Judging a book by its cover

mannequins 2

Nope, I’m not talking about actual books. I’m talking about us humans. Nonverbal communication is not limited to body language. It is also tone of voice; accessories like jewellery, watches; hairstyles; tattoos; and clothes. People see the image we portray. If people see me as an eccentric artist, could it be blamed on colourful clothing, jingling bracelets and plenty of other jewellery? If they see me as a serious business woman, might it be because of my monochromatic pant-suit, no-nonsense (read unsexy) hairstyle and subtle make-up? We are the creators of how people see us.

When the clever guys did a survey, it was not surprising that the participants were much more benevolent towards the man in the bespoke suit, since he seemed more competent, intelligent and successful. And they didn’t even see his face – only his outfit! Yup, we always judge a book by its cover, or a man by his suit.

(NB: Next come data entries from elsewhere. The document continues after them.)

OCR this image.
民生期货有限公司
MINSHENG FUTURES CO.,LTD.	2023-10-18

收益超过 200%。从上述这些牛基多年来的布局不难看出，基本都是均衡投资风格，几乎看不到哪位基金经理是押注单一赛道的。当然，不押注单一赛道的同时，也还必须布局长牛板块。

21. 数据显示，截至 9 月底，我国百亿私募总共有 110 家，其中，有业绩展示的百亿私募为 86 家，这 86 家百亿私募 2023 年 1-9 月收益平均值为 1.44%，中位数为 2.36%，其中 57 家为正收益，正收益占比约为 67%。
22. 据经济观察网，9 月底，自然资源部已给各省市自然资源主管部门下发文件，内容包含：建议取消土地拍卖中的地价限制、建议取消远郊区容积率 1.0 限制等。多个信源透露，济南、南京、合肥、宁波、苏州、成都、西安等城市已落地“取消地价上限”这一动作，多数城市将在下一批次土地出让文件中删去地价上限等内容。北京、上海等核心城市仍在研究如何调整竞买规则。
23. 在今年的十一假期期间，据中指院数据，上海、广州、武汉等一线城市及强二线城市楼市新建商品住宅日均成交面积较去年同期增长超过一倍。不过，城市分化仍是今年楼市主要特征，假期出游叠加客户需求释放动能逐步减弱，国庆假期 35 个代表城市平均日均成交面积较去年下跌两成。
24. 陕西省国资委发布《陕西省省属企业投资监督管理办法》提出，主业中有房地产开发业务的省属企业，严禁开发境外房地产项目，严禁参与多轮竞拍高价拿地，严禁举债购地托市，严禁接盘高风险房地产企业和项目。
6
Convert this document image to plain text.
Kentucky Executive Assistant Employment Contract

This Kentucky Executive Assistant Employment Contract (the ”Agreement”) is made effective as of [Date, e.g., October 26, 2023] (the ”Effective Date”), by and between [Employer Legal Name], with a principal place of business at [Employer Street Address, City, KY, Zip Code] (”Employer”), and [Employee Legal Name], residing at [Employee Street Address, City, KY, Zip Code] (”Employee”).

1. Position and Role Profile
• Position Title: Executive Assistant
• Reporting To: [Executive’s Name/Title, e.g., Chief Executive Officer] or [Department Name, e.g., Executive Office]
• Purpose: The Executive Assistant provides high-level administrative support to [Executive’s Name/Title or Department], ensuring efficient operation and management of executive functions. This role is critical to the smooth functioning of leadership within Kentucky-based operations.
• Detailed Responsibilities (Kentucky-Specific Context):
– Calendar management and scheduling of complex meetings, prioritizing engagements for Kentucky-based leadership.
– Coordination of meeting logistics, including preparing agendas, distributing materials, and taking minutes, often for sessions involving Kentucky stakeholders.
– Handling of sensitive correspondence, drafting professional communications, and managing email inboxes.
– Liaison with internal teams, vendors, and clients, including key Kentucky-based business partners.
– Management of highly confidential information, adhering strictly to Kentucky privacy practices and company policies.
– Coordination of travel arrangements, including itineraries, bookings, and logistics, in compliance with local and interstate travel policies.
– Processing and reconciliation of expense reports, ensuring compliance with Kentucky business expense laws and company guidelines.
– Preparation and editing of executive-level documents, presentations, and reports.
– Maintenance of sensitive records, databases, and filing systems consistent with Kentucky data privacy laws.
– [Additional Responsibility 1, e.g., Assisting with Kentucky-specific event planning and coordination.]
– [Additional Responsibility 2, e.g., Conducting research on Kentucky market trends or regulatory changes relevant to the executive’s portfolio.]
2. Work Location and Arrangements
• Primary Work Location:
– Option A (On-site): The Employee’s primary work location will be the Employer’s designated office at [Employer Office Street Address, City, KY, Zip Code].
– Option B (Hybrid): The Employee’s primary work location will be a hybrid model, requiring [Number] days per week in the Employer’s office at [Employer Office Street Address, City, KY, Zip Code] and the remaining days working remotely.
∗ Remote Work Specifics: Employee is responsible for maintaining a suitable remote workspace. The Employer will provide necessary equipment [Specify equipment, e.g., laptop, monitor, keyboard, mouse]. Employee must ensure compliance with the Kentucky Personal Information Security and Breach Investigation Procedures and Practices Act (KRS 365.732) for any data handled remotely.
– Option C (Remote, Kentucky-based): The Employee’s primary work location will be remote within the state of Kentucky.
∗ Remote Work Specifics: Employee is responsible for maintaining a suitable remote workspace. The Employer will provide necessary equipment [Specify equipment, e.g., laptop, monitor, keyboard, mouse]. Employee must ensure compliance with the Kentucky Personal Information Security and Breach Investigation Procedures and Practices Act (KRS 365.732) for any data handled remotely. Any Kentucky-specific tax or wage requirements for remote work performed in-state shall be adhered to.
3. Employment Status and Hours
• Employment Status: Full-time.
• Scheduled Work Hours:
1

A few more interesting insights: A woman was dressed in a rather conservative skirt and blouse. Participants rated the woman less intelligent, confident, organised, trustworthy and responsible when her skirt length was a wee bit shorter (not short, just a tiny bit shorter than the alternative outfit) and when an extra shirt button was undone. She was by no means dressed for a night on the town, but everyone preferred her buttoned-up, longer-skirted image. Again, the face was obscured, so people only had the clothes to go by.

Interesting, right?

I will never be mistaken for a business woman, climbing her way up the corporate ladder. Or the scholarly type, the fashion-diva type or the ladies-who-lunch type. I also don’t mind that people draw certain conclusions about me upon a first meeting. Just because I’m wearing my hippie outfit, does not mean that I’m ready to start a revolution and/or have no idea what is happening in the world around me.

I’m well aware that with our clothing, hair and accessories we portray a certain image. The mistake comes in when we assume that the image is the truth. Or that we think we know for certain who a person must be by the brand of their clothing. An important thing to remember is that people see the me I project – I can not fault them for thinking of me as an eccentric artist. But, and this is a big but, it is far more important to look past the person’s clothes/cover/feathers before I draw conclusions about him or her.

There are many, many, many opinions about what our clothes say about us. I will delve into it a bit more in the next post. For now I’ll leave you to ponder whether your style is romantic, classic, creative, contemporary, dramatic or natural. I most likely would be the creative style. You?


2 thoughts on “Judging a book by its cover

    1. Hi, Ikahina. As far as I know these six style/fashion archetypes are mere generalisations that have been used to build broad categories in personal styles. I’m by no means a fashion expert (my friend who is a fashion designer would loudly agree!), so maybe someone else might pop in and help us find that answer. What interests me more about our clothes is the psychology behind it and the message our outfits communicate.